Gaylussacia tomentosa

Scientific classification
- Kingdom: Plantae
- Clade: Tracheophytes
- Clade: Angiosperms
- Clade: Eudicots
- Clade: Asterids
- Order: Ericales
- Family: Ericaceae
- Genus: Gaylussacia
- Species: G. tomentosa
- Binomial name: Gaylussacia tomentosa (A.Gray) Pursh ex Small 1897
- Synonyms: Gaylussacia frondosa var. tomentosa A.Gray 1878; Decachaena tomentosa (Pursh ex A.Gray) Small; Decamerium tomentosum (Pursh) Ashe; Vaccinium tomentosum Pursh ex A.Gray;

= Gaylussacia tomentosa =

- Genus: Gaylussacia
- Species: tomentosa
- Authority: (A.Gray) Pursh ex Small 1897
- Synonyms: Gaylussacia frondosa var. tomentosa A.Gray 1878, Decachaena tomentosa (Pursh ex A.Gray) Small, Decamerium tomentosum (Pursh) Ashe, Vaccinium tomentosum Pursh ex A.Gray

Berry and plant

Gaylussacia tomentosa, commonly known as the hairy dangleberry or hairytwig huckleberry, is a plant species native to the coastal plains of the southeastern United States (Alabama, Georgia, Florida, the Carolinas).

Asa Gray described this species as Vaccinium tomentosum in 1878. It was given its current name in 1897.

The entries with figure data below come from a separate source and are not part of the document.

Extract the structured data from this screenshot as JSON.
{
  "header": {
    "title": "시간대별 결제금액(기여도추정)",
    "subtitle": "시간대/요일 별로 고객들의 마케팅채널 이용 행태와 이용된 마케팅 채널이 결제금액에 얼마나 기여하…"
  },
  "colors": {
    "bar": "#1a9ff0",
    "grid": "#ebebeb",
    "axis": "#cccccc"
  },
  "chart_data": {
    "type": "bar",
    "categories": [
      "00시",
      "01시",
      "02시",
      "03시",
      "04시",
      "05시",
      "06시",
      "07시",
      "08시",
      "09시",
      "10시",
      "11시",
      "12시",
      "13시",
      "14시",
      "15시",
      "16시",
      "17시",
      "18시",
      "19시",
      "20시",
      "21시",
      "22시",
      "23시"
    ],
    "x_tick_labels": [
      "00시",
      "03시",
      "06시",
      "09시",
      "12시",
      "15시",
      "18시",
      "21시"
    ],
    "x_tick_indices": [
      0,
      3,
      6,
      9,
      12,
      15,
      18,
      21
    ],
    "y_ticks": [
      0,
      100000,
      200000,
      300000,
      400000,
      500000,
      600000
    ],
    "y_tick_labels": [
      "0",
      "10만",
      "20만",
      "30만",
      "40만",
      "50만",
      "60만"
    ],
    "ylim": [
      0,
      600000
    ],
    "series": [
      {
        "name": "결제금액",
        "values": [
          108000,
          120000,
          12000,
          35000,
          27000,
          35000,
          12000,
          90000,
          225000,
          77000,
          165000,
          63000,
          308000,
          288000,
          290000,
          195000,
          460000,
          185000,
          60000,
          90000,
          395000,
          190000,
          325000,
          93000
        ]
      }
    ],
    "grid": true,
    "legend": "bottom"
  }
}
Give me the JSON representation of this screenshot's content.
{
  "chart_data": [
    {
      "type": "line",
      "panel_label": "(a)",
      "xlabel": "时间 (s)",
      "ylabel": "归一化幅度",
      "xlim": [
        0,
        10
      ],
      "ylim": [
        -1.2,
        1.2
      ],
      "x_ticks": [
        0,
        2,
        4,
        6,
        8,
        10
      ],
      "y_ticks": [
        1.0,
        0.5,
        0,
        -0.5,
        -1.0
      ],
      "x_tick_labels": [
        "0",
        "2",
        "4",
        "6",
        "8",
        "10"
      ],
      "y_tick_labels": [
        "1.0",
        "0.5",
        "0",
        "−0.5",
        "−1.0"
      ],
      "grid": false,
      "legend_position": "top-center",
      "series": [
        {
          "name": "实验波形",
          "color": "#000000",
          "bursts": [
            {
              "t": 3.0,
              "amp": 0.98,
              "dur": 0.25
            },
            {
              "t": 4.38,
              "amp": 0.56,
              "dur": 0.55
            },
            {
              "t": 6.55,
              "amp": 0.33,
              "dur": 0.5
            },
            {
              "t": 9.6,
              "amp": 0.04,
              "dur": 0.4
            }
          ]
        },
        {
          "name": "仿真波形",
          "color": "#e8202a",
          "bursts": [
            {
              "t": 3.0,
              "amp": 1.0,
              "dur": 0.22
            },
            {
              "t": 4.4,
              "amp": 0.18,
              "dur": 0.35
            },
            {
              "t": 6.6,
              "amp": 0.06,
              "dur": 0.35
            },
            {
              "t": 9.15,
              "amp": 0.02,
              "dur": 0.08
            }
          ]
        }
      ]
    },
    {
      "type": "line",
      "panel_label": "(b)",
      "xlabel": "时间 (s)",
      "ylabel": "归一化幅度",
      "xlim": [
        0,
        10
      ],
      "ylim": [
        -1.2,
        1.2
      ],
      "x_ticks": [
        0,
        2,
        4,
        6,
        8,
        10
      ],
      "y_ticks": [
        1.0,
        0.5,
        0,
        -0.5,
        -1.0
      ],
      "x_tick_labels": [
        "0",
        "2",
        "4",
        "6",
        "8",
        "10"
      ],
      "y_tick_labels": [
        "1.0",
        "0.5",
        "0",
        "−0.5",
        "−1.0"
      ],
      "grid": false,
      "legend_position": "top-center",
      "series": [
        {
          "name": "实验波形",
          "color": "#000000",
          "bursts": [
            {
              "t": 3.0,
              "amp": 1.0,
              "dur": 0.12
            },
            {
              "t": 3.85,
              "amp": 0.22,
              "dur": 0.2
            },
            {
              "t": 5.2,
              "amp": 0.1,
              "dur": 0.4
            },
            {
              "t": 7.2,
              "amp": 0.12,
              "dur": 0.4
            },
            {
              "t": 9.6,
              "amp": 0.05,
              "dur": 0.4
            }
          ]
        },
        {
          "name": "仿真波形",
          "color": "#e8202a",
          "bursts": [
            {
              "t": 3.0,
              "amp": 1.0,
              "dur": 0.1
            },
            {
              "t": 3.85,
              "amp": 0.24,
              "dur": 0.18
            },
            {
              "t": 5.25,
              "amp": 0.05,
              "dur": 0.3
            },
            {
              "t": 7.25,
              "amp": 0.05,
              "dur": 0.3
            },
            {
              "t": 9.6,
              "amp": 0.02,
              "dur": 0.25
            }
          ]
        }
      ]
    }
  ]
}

Gaylussacia tomentosa is a shrub up to 200 cm (80 inches) tall, spreading by means of underground rhizomes hence sometimes forming huge colonies. Leaves are dull green or yellow-green on the upper surface, pale green and waxy on the underside. Flowers are in dangling groups of 2–4, greenish-white. Fruits are dark blue or occasionally white, sweet and juicy.

G. tomentosa has been found to inhabit habitat types such as sandhills, pine flatwoods, and xeric coastal fringe sandhills. It has shown preference for both dry and moist loamy sands.